The building features:

- Traditional Maltese architectural style doors, which would typically have been adorned with elaborate door knockers known locally as Ħabbata
- A spacious patio offering panoramic views of Ramla Bay
- A decorative water feature on the patio
- Massive arched halls typical of Mediterranean architecture

The design of the lodge was intended to blend indoor and outdoor spaces, allowing guests to appreciate the natural beauty of the surroundings while enjoying the amenities of the hotel.

=== Current status ===
Since the abandonment of development plans, the Ulysses Lodge has remained in a state of progressive deterioration. The structure has become a popular destination for graffiti artists and urban explorers, with the walls now extensively covered in street art.

As of 2025, the structure remains standing but continues to deteriorate from exposure to the elements and lack of maintenance.

== Tourism ==
Visitors can reach the lodge by:

- Walking up dirt trails from the west side of Ramla Beach
- Traveling down Triq Għajn Qamar from Xagħra either by car or on foot
- Parking near the Calypso Cave site and walking to the lodge

Some local tour operators have incorporated the abandoned lodge into their offerings, organizing small group visits (typically limited to six people) that combine historical information with photography opportunities.

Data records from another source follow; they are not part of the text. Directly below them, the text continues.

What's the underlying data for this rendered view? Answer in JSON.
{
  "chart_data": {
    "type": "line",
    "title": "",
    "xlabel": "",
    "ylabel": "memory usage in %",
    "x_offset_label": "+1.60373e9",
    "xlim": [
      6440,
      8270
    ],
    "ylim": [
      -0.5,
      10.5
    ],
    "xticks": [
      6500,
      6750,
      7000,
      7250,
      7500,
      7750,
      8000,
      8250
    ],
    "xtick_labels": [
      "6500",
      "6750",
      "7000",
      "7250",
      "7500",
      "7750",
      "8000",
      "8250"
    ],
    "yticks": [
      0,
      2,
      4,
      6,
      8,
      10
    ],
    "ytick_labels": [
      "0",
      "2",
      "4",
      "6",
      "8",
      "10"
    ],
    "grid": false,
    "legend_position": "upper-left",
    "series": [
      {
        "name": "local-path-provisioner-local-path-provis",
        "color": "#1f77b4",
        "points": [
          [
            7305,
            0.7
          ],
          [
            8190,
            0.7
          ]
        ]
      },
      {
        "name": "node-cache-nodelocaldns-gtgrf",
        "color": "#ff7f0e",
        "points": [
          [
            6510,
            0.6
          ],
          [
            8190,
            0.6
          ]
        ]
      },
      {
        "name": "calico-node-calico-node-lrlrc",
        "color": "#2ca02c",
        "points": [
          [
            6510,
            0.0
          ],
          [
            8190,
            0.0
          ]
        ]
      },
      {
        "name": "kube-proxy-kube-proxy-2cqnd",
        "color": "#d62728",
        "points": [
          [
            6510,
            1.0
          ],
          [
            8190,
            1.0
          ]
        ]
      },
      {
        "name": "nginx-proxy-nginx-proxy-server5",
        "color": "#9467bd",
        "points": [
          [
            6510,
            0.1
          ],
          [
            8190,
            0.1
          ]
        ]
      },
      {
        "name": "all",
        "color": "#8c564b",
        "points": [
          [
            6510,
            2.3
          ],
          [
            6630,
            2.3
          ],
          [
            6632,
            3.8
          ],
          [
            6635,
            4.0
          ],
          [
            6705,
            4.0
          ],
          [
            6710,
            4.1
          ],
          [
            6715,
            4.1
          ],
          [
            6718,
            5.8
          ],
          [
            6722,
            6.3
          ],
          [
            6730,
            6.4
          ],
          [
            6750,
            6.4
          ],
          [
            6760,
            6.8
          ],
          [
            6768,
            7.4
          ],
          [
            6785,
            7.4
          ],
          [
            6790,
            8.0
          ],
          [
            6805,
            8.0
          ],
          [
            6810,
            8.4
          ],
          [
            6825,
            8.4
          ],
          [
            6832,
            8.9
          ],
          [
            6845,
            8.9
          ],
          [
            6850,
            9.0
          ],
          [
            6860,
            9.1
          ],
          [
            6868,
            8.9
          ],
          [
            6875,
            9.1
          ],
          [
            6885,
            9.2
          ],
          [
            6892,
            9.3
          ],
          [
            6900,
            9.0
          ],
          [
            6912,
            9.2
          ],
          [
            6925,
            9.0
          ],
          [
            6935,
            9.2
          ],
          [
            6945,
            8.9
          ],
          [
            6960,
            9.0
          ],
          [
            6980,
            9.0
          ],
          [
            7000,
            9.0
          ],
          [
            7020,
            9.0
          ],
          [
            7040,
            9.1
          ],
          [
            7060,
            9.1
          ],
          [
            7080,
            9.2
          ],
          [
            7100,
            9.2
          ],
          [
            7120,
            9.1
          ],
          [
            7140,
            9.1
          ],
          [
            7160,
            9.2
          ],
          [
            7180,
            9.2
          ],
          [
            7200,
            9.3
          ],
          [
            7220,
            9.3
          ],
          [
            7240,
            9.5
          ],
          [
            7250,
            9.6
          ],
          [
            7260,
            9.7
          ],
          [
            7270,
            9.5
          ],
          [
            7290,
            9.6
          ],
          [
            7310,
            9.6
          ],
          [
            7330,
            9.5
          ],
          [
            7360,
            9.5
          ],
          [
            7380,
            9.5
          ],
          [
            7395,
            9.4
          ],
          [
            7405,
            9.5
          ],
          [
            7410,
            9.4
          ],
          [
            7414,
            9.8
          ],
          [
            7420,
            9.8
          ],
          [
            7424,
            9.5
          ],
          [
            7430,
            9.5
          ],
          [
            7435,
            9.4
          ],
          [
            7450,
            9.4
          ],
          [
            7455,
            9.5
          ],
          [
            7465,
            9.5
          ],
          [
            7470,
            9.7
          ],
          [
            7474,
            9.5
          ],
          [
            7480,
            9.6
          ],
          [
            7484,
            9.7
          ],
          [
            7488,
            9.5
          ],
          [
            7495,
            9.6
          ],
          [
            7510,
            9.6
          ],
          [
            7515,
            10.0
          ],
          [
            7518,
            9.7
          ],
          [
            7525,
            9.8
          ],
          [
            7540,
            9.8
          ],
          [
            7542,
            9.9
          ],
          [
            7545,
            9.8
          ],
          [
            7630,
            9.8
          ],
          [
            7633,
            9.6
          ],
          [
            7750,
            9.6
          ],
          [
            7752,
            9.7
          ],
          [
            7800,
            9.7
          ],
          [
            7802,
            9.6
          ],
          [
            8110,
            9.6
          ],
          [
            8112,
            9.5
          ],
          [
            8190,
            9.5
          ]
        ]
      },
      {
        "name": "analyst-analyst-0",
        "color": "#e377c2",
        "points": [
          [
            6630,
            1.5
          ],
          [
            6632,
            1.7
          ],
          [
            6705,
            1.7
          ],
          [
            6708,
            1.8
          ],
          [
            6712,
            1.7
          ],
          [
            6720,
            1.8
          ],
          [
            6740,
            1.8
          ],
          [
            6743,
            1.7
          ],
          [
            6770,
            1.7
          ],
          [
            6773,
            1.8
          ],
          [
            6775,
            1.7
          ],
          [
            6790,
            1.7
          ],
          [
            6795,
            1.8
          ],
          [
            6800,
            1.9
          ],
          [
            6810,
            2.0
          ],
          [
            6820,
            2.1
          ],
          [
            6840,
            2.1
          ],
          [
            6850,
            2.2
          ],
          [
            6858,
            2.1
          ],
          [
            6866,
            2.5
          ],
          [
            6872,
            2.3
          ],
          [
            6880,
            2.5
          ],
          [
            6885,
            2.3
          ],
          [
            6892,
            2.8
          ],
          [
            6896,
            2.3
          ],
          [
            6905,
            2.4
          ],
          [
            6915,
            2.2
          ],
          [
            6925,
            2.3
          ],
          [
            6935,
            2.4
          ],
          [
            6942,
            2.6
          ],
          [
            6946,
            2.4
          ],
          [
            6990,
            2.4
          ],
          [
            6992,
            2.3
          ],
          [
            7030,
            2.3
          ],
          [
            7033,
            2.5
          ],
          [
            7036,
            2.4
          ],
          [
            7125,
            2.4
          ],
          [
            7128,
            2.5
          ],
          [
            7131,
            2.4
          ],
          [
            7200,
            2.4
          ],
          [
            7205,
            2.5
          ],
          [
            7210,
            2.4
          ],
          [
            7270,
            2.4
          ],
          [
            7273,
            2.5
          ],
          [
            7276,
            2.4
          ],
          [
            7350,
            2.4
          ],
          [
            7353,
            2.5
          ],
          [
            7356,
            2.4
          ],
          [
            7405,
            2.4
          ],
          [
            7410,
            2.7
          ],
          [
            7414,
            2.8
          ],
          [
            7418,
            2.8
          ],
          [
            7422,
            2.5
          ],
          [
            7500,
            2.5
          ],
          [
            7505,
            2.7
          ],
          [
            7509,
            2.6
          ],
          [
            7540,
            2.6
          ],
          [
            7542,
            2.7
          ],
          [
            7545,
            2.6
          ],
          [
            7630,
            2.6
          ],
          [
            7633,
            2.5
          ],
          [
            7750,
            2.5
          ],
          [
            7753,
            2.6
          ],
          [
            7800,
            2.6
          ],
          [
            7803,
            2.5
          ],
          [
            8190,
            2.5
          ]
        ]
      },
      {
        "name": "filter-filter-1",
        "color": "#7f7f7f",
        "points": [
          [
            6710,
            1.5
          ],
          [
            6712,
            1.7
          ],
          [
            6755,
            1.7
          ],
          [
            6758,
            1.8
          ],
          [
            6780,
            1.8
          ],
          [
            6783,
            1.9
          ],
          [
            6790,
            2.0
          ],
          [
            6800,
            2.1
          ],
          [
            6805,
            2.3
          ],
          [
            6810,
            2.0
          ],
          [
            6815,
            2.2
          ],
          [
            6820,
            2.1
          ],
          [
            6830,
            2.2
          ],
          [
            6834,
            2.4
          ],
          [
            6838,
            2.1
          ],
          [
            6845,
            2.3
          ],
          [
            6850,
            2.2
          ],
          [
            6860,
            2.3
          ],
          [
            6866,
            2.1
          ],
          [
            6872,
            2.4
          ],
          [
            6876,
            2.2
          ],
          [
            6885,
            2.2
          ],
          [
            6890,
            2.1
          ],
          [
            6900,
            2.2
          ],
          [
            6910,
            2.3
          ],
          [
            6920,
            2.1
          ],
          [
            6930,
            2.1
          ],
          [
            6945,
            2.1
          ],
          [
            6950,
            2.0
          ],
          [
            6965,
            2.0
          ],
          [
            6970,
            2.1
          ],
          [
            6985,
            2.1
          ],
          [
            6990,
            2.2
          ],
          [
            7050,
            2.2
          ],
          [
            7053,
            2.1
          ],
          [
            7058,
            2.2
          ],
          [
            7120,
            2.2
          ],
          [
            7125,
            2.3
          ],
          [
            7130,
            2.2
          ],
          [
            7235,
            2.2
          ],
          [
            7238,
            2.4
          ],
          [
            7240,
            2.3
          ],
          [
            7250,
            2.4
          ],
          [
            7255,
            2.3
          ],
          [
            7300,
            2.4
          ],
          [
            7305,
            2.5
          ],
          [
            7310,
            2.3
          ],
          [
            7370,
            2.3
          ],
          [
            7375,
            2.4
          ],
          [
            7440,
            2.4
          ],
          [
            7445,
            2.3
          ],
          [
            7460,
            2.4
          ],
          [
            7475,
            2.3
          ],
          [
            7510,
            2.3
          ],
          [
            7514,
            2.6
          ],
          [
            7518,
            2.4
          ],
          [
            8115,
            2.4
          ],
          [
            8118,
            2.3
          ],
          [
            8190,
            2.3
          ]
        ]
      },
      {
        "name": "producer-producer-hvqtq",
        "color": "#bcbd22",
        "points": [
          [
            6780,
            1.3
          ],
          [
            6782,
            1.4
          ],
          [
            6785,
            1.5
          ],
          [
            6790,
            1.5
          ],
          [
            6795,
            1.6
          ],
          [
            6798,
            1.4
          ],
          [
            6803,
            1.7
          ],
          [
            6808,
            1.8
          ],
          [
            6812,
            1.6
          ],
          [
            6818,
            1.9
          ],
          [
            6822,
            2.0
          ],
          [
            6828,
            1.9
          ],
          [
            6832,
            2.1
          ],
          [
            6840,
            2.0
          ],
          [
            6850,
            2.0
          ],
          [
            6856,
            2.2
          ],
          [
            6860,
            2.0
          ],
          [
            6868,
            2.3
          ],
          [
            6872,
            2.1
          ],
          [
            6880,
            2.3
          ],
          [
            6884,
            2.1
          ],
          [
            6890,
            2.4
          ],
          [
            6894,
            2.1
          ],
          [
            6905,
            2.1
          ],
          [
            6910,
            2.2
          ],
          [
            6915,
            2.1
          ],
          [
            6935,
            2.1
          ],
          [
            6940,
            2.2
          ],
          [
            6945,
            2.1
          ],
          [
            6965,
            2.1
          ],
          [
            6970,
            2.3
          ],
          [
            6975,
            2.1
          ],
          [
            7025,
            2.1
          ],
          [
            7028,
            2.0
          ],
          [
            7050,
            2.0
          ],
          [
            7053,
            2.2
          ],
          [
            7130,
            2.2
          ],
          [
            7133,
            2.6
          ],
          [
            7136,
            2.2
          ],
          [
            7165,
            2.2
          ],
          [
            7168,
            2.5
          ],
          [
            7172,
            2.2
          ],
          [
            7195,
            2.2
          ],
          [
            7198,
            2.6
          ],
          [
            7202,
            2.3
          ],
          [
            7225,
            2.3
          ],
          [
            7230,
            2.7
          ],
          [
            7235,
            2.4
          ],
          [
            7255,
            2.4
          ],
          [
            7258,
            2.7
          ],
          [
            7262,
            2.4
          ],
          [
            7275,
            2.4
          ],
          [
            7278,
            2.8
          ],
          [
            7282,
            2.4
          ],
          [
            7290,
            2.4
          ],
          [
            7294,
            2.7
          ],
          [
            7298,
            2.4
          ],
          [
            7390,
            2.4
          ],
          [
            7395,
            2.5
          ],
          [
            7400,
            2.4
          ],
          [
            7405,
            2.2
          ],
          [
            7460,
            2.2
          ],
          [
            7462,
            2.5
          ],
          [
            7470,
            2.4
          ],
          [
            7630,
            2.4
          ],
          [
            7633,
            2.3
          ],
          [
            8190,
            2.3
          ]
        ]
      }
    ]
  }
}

== In culture and mythology ==
The Ulysses Lodge takes its name from the area's connection to Greek mythology, specifically Homer's Odyssey. According to local legend, Gozo is believed to be the Homeric island of Ogygia, and the nearby Calypso Cave is purportedly where the nymph Calypso held Odysseus (Ulysses) as a "prisoner of love" for seven years.

This mythological connection has long been part of Gozo's cultural identity and tourism appeal. However, the Calypso Cave itself is currently inaccessible to visitors due to a collapse that occurred many years ago.